GARCIA-NAVARRO: Yeah. You write that she stands for the poor woman, the working-class woman whose feminine sexuality is often an essential device for survival yet whose tough presence may be considered masculine in the corners of society where women haven't always worked. Explain that woman that you see embodied here.

SMARSH: Well, that woman raised me, that sort of woman who has very little cultural or social capital, very few economic resources and must sort of rely on her own wits and yes, indeed, sometimes on her own sexual objectification to get by in a man's world. Those sorts of women don't often get much credit in discussion about feminism with a capital F, you know, feminist theory movement that tends to kind of swirl around university campuses and spaces where the women I know and love never got to set foot.

GARCIA-NAVARRO: Yeah. You posed this question in the book. What role has she played in the lives of economically disenfranchised women used to being shamed and cast as victims? Because Dolly isn't a victim. She upends that that stereotype.

SMARSH: Sure enough. She was quite radical in her decision to, let's say, objectify herself before someone else had a chance to do so. You know what I mean? She kind of subverted the power paradigm. She made a joke about her large breasts before the interviewer had a chance to make the joke. She embraced a persona and a physical presentation that a sexist culture would deem, quote, unquote, "trashy."

GARCIA-NAVARRO: Yeah. She molded herself into the town trollop, as she says.

SMARSH: Yes. She tells a story about seeing this woman who had, you know, dyed hair piled up high and was - you know, tight clothing. And she grew up in a very patriarchal religion. And this was the sort of woman that her folks frowned on. And yet Dolly associated those kind of stereotypical symbols of some sort of femininity with power. And when folks called that woman trash, Dolly jokes today and says, and then I thought, well, that's what I'm going to be when I grow up then - trash.

GARCIA-NAVARRO: (Laughter) She has written 3,000 songs, which is just extraordinary. And you mentioned many of them. But I'd like to play "Little Sparrow," which she calls her sad song.


PARTON: (Singing) Little sparrow, little sparrow flies so high and feels no pain.

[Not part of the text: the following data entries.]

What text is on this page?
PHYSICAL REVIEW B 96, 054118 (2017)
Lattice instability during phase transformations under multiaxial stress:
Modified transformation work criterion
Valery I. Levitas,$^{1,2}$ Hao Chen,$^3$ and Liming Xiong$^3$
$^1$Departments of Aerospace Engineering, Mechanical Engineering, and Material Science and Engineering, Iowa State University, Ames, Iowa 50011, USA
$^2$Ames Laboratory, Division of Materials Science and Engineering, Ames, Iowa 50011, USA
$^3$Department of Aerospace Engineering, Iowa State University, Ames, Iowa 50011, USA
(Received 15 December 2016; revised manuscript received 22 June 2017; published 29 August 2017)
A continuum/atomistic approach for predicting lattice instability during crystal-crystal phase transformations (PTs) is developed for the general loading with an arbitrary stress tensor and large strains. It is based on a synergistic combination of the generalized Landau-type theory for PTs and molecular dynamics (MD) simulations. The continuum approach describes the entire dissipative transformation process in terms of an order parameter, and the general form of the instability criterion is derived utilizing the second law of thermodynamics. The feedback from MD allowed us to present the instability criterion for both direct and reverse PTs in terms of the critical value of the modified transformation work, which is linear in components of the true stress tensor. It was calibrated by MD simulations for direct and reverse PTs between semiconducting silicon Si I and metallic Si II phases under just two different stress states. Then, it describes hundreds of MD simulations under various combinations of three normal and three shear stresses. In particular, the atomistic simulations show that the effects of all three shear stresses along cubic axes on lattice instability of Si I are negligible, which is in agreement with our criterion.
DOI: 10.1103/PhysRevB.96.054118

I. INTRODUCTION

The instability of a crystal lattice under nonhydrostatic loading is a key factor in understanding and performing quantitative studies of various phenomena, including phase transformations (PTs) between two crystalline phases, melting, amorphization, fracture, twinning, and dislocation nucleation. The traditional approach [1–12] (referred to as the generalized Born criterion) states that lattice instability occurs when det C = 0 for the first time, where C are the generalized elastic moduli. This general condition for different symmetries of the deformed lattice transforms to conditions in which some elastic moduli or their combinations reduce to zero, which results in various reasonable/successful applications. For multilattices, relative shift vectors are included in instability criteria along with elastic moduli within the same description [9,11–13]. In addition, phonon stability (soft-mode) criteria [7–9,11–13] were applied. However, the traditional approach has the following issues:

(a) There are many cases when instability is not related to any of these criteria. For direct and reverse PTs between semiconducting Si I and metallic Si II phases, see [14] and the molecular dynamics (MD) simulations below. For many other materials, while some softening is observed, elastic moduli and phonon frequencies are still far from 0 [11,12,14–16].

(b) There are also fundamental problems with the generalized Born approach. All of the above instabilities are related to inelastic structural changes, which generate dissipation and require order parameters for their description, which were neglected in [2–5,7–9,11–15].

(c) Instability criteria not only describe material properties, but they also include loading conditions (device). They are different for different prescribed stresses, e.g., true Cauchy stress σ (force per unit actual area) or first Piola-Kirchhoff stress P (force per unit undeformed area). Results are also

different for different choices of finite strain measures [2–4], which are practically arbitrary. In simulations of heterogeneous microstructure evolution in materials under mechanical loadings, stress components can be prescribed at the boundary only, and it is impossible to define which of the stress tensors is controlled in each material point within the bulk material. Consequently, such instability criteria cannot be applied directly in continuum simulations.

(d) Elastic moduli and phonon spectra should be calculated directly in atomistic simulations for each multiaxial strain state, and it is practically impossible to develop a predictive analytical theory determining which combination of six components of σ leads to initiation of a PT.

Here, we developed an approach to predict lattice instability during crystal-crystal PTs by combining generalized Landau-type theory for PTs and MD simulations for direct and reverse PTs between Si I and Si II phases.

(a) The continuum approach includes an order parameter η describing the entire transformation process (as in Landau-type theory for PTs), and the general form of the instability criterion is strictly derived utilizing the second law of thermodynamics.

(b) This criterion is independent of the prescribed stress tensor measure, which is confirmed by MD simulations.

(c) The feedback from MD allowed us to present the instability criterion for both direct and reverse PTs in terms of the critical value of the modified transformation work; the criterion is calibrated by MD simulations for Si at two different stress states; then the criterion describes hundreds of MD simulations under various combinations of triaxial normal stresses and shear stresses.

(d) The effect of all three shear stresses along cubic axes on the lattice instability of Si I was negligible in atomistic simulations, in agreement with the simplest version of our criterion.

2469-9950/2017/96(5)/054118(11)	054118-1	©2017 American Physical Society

GARCIA-NAVARRO: Tell me why you cited that song in the book. Where does that fit into her canon?

SMARSH: Well, in 2016, in the course of researching this writing, I went to a couple of those shows. And "Little Sparrow" was part of her reliable set list. And it's very much a kind of return to the dark, haunting Appalachian melodies that she grew up on. But she's today known for this sort of bubbly persona and just as a kind of indelibly positive force. But there's a real darkness to her early work, which tends to document the trials of women in poor, rural spaces. And "Little Sparrow," while that came later in her career, felt sort of like a return to that sound. And, by the way, when she sings it live, wow. She's got some pipes. And that song really shows them off.

GARCIA-NAVARRO: I'm going to quote something here that you wrote. "A fractured thing craves wholeness." And you say that is what Dolly Parton offers right now, that we are the fractured thing and she is the everything. I mean, you started writing this in 2016. And we are now in 2020. And this is part of her icon status right now - that she kind of crosses all these lines.

SMARSH: Yes, there is some real kairos, I think, to just the almost divine timing of her being, you know, in her full glory as a realized icon, receiving attention she should have received a long time ago for her creative genius and big heart, precisely at a moment when we are somewhat lacking in national figures and certainly public leaders who we might say embody grace. And I think if there is one word that sums up Dolly, that would be it. And we could all use a little bit of that right now.

PARTON: That Sarah Smarsh. Her new book is "She Come By It Natural: Dolly Parton And The Women Who Lived Her Songs." Thank you very much.